Xi^{2} Ceti

Observation data Epoch J2000.0 Equinox ICRS
- Constellation: Cetus
- Right ascension: 02^{h} 28^{m} 09.55706^{s}
- Declination: +08° 27′ 36.2168″
- Apparent magnitude (V): +4.279

Characteristics
- Spectral type: B9.5III or A0III-
- U−B color index: −0.137
- B−V color index: −0.053±0.003

Astrometry
- Radial velocity (R_{v}): 11.90±1.3 km/s
- Proper motion (μ): RA: 23.707±0.844 mas/yr Dec.: −4.787±0.778 mas/yr
- Parallax (π): 16.5681±0.4608 mas
- Distance: 197 ± 5 ly (60 ± 2 pc)
- Absolute magnitude (M_{V}): +0.45

Details
- Mass: 2.45 M_{☉}
- Radius: 2.60±0.17 R_{☉}
- Luminosity: 80.13 L_{☉}
- Surface gravity (log g): 4.00±0.25 cgs
- Temperature: 10,630±400 K
- Metallicity [Fe/H]: −0.43±0.04 dex
- Rotational velocity (v sin i): 55 km/s
- Age: 127 Myr
- Other designations: ξ^{2} Cet, 73 Ceti, BD+07°388, HD 15318, HIP 11484, HR 718, SAO 110543

Database references
- SIMBAD: data

= Xi2 Ceti =

Star in the constellation Cetus

Xi^{2} Ceti is a star located in the equatorial constellation of Cetus. Its name is a Bayer designation that is Latinized from ξ^{2} Ceti, and abbreviated Xi^{2} Cet or ξ^{2} Cet. This star is visible to the naked eye with an apparent visual magnitude of +4.3. This star is located at a distance of approximately 197 light years from the Sun based on parallax measurements, and is drifting further away with a radial velocity of 12 km/s. It made its closest approach some 2.7 million years ago at a distance of around 39.25 pc.

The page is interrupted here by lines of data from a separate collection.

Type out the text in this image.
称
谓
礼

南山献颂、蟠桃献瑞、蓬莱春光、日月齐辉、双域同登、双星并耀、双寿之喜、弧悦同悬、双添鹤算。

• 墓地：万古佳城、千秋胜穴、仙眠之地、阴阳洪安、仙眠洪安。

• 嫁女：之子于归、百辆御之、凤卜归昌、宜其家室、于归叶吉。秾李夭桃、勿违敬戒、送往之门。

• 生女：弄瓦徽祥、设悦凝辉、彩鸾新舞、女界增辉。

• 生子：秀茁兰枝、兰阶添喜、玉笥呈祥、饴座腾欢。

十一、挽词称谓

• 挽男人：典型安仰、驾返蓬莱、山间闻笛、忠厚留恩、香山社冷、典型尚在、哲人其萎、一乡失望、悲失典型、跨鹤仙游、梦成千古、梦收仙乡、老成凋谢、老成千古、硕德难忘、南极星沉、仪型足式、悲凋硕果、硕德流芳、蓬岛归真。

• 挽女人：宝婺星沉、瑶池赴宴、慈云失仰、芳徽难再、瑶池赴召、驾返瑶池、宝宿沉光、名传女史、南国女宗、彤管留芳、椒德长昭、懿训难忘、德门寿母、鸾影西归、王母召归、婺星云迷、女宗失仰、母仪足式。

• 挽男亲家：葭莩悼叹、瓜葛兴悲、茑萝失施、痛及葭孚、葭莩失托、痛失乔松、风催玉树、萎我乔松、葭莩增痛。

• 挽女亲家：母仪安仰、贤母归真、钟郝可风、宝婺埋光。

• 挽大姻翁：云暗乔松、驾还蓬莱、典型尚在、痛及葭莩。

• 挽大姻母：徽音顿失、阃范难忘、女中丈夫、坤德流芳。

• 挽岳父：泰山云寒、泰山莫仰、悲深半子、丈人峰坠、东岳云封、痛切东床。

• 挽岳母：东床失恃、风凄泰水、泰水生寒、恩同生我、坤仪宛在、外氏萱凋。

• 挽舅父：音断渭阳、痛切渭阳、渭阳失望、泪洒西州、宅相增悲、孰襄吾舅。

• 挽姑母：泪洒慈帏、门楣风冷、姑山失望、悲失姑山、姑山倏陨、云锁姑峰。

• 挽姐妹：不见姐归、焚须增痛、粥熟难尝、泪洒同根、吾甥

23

Xi^{2} Ceti is a spectrophotometric standard star. It displays a stellar classification of B9.5III, which suggests it has exhausted its core hydrogen, evolved away from the main sequence, and expanded to become a giant star, although still only 127 million years old. It has 2.45 times the mass and 2.6 times the radius of the Sun. The star is radiating 80 times the Sun's luminosity from its photosphere at an effective temperature of 10,630. It has a high rate of spin, showing a projected rotational velocity of 55 km/s.

In Chinese, 天囷 (Tiān Qūn), meaning Circular Celestial Granary, refers to an asterism consisting of α Ceti, κ^{1} Ceti, λ Ceti, μ Ceti, ξ^{1} Ceti, ξ^{2} Ceti, ν Ceti, γ Ceti, δ Ceti, 75 Ceti, 70 Ceti, 63 Ceti and 66 Ceti. Consequently, the Chinese name for Xi^{2} Ceti itself is "the Sixth Star of Circular Celestial Granary", Tiān Qūn Liù.